Maybe you're not updated properly?

WixoLeo commented 3 years ago

I've done a clean install, this happened:

(venv)  $ chaos run exp.json
zsh: /usr/local/bin/chaos: bad interpreter: /usr/local/opt/python/bin/python3.7: no such file or directory
[2021-09-01 14:53:05 INFO] Validating the experiment's syntax
Traceback (most recent call last):
  File "/Users/leonidh/Documents/repos/ctk-tests/venv/bin/chaos", line 33, in <module>
    sys.exit(load_entry_point('chaostoolkit', 'console_scripts', 'chaos')())
  File "/Users/leonidh/Documents/repos/ctk-tests/venv/lib/python3.9/site-packages/click/core.py", line 1137, in __call__
    return self.main(*args, **kwargs)
  File "/Users/leonidh/Documents/repos/ctk-tests/venv/lib/python3.9/site-packages/click/core.py", line 1062, in main
    rv = self.invoke(ctx)
  File "/Users/leonidh/Documents/repos/ctk-tests/venv/lib/python3.9/site-packages/click/core.py", line 1668, in invoke
    return _process_result(sub_ctx.command.invoke(sub_ctx))
  File "/Users/leonidh/Documents/repos/ctk-tests/venv/lib/python3.9/site-packages/click/core.py", line 1404, in invoke
    return ctx.invoke(self.callback, **ctx.params)
  File "/Users/leonidh/Documents/repos/ctk-tests/venv/lib/python3.9/site-packages/click/core.py", line 763, in invoke
    return __callback(*args, **kwargs)
  File "/Users/leonidh/Documents/repos/ctk-tests/venv/lib/python3.9/site-packages/click/decorators.py", line 26, in new_func
    return f(get_current_context(), *args, **kwargs)
  File "/Users/leonidh/Documents/repos/ctk-tests/chaostoolkit/chaostoolkit/cli.py", line 246, in run
    ensure_experiment_is_valid(experiment)
  File "/Users/leonidh/Documents/repos/ctk-tests/venv/lib/python3.9/site-packages/chaoslib/caching.py", line 76, in wrapped
    return f(**arguments)
  File "/Users/leonidh/Documents/repos/ctk-tests/venv/lib/python3.9/site-packages/chaoslib/experiment.py", line 94, in ensure_experiment_is_valid
    validate_controls(experiment)
  File "/Users/leonidh/Documents/repos/ctk-tests/venv/lib/python3.9/site-packages/chaoslib/control/__init__.py", line 121, in validate_controls
    validate_python_control(c)
  File "/Users/leonidh/Documents/repos/ctk-tests/venv/lib/python3.9/site-packages/chaoslib/control/python.py", line 111, in validate_python_control
    func(control)
  File "/Users/leonidh/Documents/repos/ctk-tests/chaostoolkit-addons/chaosaddons/controls/safeguards.py", line 211, in validate_control
    validate_probes(probes)
  File "/Users/leonidh/Documents/repos/ctk-tests/chaostoolkit-addons/chaosaddons/controls/safeguards.py", line 353, in validate_probes
    ensure_activity_is_valid(probe)
  File "/Users/leonidh/Documents/repos/ctk-tests/venv/lib/python3.9/site-packages/chaoslib/activity.py", line 43, in ensure_activity_is_valid
    ref = activity.get("ref")
AttributeError: 'str' object has no attribute 'get'

If I remove the probe and leave just the control in, it's going good

Lawouach commented 3 years ago

Good and bad.
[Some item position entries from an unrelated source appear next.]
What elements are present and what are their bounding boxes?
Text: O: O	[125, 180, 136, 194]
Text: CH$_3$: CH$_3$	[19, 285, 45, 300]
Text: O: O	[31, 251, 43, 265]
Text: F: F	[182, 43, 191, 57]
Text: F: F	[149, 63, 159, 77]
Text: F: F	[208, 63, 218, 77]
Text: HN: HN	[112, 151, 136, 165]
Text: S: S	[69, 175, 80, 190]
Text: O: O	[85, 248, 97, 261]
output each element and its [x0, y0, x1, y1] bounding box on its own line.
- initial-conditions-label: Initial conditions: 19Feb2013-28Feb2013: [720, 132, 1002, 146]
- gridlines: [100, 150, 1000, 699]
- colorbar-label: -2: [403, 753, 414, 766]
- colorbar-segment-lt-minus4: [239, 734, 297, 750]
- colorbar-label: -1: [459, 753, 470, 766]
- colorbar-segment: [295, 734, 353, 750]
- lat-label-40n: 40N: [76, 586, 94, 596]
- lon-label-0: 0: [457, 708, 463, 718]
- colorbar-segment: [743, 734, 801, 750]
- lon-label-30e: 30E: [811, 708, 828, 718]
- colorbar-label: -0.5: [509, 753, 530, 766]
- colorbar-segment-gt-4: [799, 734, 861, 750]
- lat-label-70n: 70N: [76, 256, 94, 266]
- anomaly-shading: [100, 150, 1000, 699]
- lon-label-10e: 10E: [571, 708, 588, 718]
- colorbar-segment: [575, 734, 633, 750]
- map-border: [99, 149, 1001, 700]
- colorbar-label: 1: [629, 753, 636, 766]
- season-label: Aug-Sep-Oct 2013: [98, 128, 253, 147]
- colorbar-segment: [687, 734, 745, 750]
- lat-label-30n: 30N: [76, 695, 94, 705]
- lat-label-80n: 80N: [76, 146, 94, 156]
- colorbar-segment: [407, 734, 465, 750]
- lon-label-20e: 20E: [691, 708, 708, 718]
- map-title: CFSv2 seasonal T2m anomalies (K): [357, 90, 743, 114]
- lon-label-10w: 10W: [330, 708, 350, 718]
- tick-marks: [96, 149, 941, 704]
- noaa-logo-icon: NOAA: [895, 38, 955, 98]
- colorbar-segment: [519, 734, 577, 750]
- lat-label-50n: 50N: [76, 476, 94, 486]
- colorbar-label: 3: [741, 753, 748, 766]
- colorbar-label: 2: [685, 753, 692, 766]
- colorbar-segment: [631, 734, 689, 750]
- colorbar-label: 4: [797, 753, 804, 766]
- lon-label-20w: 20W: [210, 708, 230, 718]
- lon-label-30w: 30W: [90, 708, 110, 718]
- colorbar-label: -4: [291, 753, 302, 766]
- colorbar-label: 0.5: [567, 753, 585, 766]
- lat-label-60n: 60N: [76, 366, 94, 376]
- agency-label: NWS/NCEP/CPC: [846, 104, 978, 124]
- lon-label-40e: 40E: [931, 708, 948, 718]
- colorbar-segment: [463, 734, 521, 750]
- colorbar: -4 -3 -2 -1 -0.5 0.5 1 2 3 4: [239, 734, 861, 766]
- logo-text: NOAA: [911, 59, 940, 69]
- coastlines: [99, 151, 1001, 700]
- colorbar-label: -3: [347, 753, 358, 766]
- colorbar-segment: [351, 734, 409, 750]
Good because it uses now the chaosaddon as expected, bad because that chaosaddon master is broken in your case. Let me look.

Lawouach commented 3 years ago

I think this is fixed in 98bcd4a17ef4075408ceeea67a772fcf420c76a4

WixoLeo commented 3 years ago

Amazing! It's working! Thank you very much! @Lawouach Absolute pro!